Le rencar

Vernissage expo photos Fête-Eglise

St-Ursanne, le 13 septembre 2014

Jean-Charles Mouttet expo photo St-Ursanne Jean-Charles Mouttet expo photo St-Ursanne

«Oh wesh mon frère... qu’est-ce que tu fais là ?»

Dans le jargon populaire, voire banlieusard, le frère venu de «tous ses frères venus d’Algérie et du Maghreb» dit déjà quelque chose d’essentiel de la fraternité...

La fraternité est bien davantage que la fratrie; venant d’un même pays, d’une même région, d’une même religion... nous sommes tous frères.

Elle nous entraine au cœur de la foi chrétienne; en Jésus Christ nous sommes tous frères et sœurs, membres d’une seule fraternité qui nous réunit bien au-delà de ce qui nous est commun ou différent au plan des liens du sang, des rangs sociaux ou encore des couleurs de peaux...

Dans l’ensemble de l’événement «Fête-Eglise» du Jura pastoral, il semble dès lors évident, qu’une Eglise locale souhaitant démontrer son aptitude à être rayonnante de l’Evangile, le fasse aussi par le biais d’une exposition photographique sur la fraternité.

En cette Eglise, nous sommes frères et sœurs...

Quand je me promène dans la rue avec mon frère ou ma sœur, ça ne saute pas aux yeux des autres passants que nous sommes nés de mêmes parents, sortis d’un même ventre maternel.
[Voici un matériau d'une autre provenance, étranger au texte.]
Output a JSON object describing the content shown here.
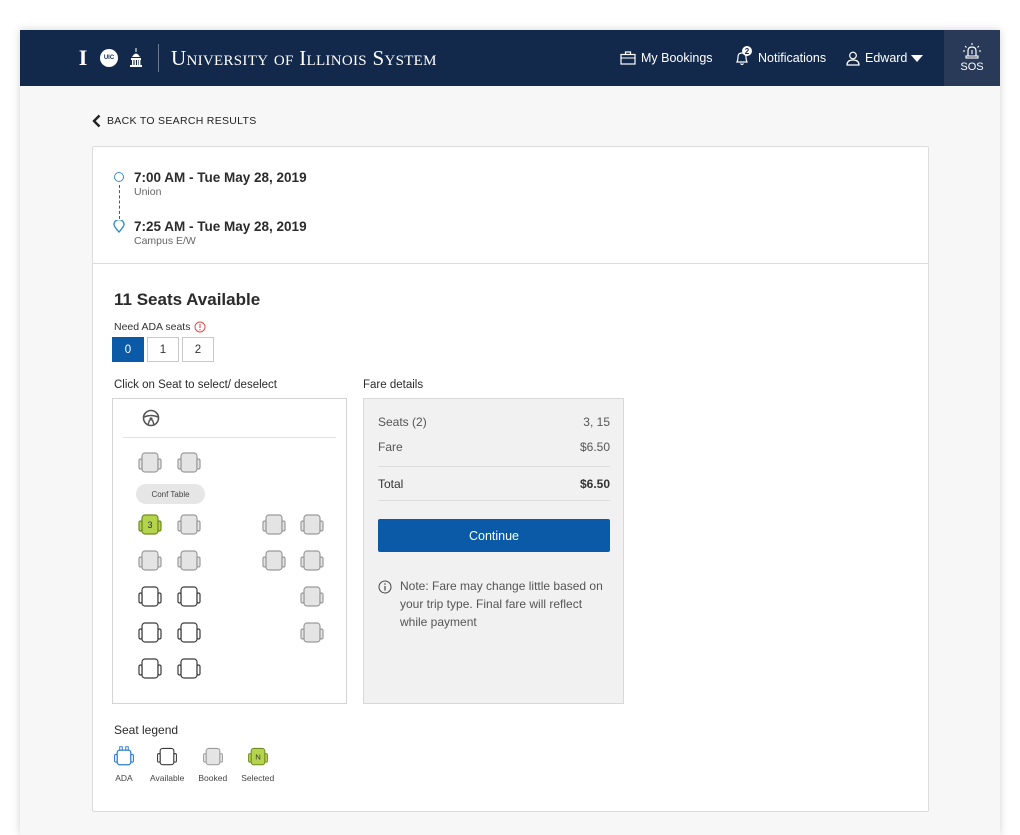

Mais quand nous nous disons frères et sœurs d’une même foi, cela devrait se voir... à tel point que l’on pourrait en capter l’image, comme toutes ces photos. La fraternité chrétienne a un visage, elle peut, elle devrait se voir lorsqu’on la croise dans la rue...

En disant cela, il est pour moi évident, comme responsable du rencar, - ce camping-car envoyé par l’Eglise du Jura pastoral à la rencontre des hommes et des femmes d’aujourd’hui sur les places publiques à Porrentruy, Delémont, Moutier, St-Imier et bientôt Saignelégier -, oui cela me touche d’avoir la chance de pouvoir vivre un espace de fraternité particulièrement visible et d’avoir l’occasion de venir vous partager un bout d’expérience en lien avec cette exposition...

Pour moi, la fraternité la plus ancienne écrite dans l’histoire de l’humanité me fait remonter au récit de Caïn et Abel; tous deux fils d’Adam. Mais vous savez comme moi que cette fraternité-là s’est transformée en un fratricide, Caïn emporté par sa jalousie tue son frère et en arrive même à nier l’existence d’Abel... La fraternité, cercle largement plus ouvert que la fratrie, est donc d’emblée un idéal difficile à atteindre, empêché par tous les élans de possession et d’intérêts individuels qui se trament dans l’existence humaine.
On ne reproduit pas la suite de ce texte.